In der äußeren Natur lebt sich der Gedanke zwar auch aus, aber er fließt da in ein anderes aus; im Menschen lebt er in sich selbst. So erscheint für Hegel der ganze Weltprozess als ein Gedankenprozess.

Und alle Vorgänge dieses Prozesses stellen sich dar als Vorstufen zu dem höchsten Ereignisse, das es gibt: zu dem denkenden Erfassen des Gedankens selbst. Dieses Ereignis spielt sich im menschlichen Selbstbewusstsein ab. Der Gedanke arbeitet sich also fortschreitend hindurch bis zu seiner höchsten Erscheinungsform, in der er sich selbst begreift.

Wenn man somit irgendein Ding der Wirklichkeit, einen Vorgang anblickt, so wird man immer eine bestimmte Entwicklungsform des Gedankens in diesem Dinge oder Vorgange sehen.

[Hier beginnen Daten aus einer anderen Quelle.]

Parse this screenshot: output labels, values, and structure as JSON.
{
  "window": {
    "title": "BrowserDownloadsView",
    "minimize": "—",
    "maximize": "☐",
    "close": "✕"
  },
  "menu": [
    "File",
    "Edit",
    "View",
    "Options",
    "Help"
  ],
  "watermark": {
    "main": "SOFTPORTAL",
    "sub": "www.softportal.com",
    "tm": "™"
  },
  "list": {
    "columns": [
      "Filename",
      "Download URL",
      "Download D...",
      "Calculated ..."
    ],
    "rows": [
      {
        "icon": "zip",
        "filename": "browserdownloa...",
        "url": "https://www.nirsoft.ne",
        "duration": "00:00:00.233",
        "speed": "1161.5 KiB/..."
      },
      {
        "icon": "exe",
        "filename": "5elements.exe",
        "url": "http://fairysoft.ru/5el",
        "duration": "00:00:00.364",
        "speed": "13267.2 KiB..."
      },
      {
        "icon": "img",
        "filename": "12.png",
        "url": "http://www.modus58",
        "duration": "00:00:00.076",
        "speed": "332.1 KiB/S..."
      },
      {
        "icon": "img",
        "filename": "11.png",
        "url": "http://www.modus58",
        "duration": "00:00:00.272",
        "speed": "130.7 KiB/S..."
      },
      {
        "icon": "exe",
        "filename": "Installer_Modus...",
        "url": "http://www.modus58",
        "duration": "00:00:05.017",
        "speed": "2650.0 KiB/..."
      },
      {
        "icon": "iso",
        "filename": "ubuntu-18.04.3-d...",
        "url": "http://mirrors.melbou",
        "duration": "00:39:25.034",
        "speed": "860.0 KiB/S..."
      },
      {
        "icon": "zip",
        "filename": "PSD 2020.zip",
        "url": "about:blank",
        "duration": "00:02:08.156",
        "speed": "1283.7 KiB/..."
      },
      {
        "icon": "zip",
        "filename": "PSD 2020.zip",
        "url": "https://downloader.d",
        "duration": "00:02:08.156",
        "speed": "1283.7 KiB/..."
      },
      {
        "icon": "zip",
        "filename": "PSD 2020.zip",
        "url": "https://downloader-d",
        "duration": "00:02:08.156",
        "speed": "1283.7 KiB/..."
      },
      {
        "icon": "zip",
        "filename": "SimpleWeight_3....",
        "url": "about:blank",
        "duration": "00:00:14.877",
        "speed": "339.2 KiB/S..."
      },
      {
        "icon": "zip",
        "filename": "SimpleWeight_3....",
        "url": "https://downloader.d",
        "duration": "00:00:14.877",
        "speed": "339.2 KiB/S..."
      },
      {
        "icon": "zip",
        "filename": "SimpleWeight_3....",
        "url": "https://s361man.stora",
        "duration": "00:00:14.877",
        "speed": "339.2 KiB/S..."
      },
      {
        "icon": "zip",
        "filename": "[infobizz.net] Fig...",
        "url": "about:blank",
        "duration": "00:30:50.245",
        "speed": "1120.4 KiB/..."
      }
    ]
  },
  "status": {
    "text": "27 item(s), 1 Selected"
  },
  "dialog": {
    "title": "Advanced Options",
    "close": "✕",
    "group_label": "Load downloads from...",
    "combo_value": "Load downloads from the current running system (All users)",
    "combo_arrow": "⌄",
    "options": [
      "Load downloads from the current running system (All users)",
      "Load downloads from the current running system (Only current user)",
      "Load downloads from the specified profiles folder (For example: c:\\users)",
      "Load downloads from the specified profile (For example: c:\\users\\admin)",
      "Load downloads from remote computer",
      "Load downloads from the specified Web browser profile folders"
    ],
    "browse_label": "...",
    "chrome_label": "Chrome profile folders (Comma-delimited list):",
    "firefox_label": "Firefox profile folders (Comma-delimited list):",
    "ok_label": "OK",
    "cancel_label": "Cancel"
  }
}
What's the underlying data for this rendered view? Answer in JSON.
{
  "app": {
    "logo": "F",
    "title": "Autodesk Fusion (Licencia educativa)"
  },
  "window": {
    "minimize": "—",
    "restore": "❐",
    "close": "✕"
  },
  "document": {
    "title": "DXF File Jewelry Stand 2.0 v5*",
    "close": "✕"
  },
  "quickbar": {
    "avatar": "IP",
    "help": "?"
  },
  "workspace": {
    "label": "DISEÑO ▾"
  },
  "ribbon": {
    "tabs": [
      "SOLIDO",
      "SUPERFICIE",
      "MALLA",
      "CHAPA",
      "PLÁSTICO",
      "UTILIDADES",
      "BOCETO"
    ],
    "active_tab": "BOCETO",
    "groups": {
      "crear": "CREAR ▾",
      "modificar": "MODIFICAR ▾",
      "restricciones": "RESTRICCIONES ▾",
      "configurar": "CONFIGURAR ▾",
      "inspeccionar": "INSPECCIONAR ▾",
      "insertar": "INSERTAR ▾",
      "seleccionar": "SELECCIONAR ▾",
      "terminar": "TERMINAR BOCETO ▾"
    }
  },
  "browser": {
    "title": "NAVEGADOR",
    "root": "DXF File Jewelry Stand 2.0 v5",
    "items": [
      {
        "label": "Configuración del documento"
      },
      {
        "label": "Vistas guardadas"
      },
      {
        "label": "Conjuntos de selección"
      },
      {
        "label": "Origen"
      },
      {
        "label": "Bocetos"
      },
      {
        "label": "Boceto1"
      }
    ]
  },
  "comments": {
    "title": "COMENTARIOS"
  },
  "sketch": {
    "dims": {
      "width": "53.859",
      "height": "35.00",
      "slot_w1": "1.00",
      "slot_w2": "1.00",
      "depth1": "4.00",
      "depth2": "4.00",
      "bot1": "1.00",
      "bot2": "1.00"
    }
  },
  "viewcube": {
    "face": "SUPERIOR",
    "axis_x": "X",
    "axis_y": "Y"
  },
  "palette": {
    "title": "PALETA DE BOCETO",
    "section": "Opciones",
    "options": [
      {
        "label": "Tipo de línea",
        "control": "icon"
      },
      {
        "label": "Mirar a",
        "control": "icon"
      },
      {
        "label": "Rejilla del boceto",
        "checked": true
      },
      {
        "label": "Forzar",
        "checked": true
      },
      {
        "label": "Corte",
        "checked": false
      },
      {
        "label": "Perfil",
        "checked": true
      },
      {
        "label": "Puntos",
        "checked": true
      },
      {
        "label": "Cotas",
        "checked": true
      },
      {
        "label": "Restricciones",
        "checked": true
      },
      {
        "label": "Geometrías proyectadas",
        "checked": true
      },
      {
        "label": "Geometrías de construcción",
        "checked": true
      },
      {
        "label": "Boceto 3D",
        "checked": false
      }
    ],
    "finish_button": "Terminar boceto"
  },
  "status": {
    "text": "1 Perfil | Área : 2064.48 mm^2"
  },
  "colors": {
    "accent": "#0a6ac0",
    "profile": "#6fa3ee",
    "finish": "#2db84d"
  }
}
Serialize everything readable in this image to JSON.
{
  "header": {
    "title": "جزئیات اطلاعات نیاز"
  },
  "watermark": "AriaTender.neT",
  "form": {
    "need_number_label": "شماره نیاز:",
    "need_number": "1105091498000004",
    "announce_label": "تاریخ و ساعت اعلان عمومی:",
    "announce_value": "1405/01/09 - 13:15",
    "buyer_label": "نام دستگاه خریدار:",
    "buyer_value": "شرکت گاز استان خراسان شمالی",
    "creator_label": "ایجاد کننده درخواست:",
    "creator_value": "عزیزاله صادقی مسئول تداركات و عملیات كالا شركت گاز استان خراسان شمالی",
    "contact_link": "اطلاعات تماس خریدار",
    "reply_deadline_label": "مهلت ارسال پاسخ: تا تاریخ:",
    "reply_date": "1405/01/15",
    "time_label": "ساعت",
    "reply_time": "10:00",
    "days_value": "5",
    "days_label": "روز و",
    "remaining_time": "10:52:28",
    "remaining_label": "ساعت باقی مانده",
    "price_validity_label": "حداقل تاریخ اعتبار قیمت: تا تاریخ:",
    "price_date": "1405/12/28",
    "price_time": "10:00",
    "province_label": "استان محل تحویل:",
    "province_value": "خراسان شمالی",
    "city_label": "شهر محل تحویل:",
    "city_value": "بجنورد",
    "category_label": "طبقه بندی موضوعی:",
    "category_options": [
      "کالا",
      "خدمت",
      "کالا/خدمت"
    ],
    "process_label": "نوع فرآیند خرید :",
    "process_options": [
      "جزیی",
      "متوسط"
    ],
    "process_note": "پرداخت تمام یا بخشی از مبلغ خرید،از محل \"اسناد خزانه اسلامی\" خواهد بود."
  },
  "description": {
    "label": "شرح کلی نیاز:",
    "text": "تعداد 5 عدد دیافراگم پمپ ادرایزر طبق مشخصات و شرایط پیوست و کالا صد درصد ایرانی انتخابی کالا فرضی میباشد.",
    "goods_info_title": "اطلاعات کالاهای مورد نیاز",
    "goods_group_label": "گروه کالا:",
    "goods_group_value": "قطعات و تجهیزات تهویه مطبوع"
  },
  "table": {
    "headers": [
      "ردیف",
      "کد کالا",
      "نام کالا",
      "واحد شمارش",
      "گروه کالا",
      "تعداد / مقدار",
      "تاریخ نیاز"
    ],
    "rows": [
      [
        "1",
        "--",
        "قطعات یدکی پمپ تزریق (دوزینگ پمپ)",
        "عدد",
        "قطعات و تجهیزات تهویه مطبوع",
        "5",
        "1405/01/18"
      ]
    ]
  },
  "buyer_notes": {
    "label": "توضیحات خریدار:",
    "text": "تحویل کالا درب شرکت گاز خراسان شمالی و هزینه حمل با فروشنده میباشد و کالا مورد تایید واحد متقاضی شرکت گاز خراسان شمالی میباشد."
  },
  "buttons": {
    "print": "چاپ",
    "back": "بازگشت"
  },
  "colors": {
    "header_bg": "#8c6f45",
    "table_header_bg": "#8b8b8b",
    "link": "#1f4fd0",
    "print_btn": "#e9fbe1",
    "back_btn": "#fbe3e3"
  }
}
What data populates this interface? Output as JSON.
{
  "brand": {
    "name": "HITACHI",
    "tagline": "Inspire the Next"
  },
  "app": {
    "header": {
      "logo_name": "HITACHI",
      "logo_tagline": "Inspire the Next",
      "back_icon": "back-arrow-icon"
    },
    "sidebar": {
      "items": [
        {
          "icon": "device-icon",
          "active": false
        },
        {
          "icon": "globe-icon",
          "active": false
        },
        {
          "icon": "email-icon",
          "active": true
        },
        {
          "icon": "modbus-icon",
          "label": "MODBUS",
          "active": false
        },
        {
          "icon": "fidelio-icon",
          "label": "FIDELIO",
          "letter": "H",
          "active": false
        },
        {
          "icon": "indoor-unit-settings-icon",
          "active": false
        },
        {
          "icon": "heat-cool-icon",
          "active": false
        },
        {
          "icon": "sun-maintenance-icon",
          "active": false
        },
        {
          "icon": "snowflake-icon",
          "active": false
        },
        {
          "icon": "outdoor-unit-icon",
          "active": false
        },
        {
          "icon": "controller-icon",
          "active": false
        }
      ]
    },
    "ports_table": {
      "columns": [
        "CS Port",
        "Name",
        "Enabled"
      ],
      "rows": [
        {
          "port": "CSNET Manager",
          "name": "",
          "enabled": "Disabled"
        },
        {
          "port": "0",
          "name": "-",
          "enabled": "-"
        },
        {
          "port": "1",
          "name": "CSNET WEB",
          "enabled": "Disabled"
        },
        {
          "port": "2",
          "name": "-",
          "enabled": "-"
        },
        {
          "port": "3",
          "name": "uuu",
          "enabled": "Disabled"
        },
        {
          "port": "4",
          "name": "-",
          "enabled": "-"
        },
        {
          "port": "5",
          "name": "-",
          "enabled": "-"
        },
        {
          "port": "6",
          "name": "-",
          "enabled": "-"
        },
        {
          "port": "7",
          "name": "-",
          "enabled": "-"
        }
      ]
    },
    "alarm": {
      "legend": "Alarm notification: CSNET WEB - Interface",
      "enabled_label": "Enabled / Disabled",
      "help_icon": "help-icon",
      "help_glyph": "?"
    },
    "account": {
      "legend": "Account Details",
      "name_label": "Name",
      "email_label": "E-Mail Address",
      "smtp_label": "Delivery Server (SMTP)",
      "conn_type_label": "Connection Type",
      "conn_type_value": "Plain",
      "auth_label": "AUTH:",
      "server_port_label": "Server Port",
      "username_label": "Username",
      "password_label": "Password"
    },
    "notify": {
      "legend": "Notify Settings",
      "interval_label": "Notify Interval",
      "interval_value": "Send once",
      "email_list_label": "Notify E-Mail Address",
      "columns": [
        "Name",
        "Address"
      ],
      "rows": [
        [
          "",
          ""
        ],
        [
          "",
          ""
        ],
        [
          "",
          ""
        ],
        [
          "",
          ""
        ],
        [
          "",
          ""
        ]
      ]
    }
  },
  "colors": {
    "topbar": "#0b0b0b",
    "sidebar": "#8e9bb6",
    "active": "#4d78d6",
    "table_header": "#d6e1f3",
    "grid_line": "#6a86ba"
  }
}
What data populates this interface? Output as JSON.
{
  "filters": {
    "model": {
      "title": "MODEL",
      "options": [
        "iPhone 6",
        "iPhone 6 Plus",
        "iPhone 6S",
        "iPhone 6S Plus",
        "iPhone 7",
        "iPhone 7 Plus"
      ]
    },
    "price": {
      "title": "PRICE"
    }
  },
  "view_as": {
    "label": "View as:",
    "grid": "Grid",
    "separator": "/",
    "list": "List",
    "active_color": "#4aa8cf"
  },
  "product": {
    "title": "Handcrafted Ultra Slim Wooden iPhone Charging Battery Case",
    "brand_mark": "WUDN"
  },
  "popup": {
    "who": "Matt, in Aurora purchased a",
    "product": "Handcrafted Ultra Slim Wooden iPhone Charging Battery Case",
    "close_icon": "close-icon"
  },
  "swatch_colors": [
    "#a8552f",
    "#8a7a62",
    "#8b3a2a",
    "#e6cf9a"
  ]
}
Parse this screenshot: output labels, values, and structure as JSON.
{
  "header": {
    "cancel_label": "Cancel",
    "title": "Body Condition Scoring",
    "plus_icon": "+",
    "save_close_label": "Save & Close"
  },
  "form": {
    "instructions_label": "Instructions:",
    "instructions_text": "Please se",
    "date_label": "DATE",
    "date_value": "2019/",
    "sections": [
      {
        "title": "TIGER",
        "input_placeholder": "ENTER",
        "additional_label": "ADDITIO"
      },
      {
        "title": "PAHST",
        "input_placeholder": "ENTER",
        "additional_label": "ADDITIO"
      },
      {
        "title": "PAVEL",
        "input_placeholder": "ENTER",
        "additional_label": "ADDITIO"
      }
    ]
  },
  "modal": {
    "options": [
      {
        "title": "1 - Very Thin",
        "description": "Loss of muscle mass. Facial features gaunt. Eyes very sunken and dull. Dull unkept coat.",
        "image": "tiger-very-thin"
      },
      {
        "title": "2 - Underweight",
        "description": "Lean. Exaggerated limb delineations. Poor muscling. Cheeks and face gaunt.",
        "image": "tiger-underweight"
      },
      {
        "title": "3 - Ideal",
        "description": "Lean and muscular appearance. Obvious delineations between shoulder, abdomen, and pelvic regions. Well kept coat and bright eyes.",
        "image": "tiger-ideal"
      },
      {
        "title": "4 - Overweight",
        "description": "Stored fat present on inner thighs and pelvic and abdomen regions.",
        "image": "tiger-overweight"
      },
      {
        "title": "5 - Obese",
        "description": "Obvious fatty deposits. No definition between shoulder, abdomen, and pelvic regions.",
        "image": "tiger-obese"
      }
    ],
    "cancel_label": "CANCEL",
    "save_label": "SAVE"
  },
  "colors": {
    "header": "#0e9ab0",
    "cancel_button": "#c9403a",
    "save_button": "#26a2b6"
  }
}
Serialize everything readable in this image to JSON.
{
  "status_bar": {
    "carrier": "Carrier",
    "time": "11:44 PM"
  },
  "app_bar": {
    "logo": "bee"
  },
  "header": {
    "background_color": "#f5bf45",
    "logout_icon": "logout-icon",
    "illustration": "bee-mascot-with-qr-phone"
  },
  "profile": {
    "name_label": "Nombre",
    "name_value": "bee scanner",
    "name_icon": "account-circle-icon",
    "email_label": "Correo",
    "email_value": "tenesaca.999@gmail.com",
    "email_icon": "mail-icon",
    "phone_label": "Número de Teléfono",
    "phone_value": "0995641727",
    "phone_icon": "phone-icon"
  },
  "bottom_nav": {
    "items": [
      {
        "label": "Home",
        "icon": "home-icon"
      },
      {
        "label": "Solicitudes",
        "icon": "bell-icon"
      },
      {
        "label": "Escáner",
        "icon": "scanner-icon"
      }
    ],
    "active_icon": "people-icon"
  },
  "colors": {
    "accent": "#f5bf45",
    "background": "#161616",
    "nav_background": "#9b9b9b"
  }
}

Der Weltprozess ist fortschreitende Gedankenentwicklung. Außer der höchsten Stufe dieser Entwicklung enthalten alle anderen Stadien einen Widerspruch. Es ist Gedanke in ihnen, aber dieser hat mehr in sich, als er in einem solchen niedrigen Stadium ausgibt. Er überwindet daher diese seine widerspruchsvolle Erscheinungform und eilt zu einer höheren, die ihm mehr entspricht. Es ist also der Widerspruch, der die Gedankenentwicklung vorwärtstreibt. Wenn der Naturbeobachter die Dinge denkend beobachtet, so bildet er sich daher in sich widerspruchsvolle Begriffe von denselben. Wenn dann der philosophische Denker diese aus der Naturbeobachtung gewonnenen Gedanken aufgreift, so findet er in ihnen widerspruchsvolle ideelle Gebilde. Aber dieser Widerspruch ist es gerade, der es ihm möglich macht, aus den einzelnen Gedanken ein ganzes Gedankengebäude zu machen. Er sucht das in einem Gedanken auf, was widerspruchsvoll ist. Und es ist widerspruchsvoll, weil der Gedanke auf eine höhere Stufe seiner Entwicklung weist. Durch den in ihm enthaltenen Widerspruch deutet also jeder Gedanke auf einen anderen, auf den er im Laufe der Entwicklung zueilt. So kann der Philosoph bei dem einfachsten Gedanken beginnen, der ganz leer ist an Inhalt, bei dem abstrakten Sein. Er wird durch den in diesem Gedanken selbst liegenden Widerspruch aus ihm herausgetrieben zu einer höheren und weniger widerspruchsvollen Stufe, und dann weiter, bis er bei dem höchsten Stadium anlangt, bei dem in sich selbst lebenden Gedanken, welcher die höchste Äußerung des Geistes ist.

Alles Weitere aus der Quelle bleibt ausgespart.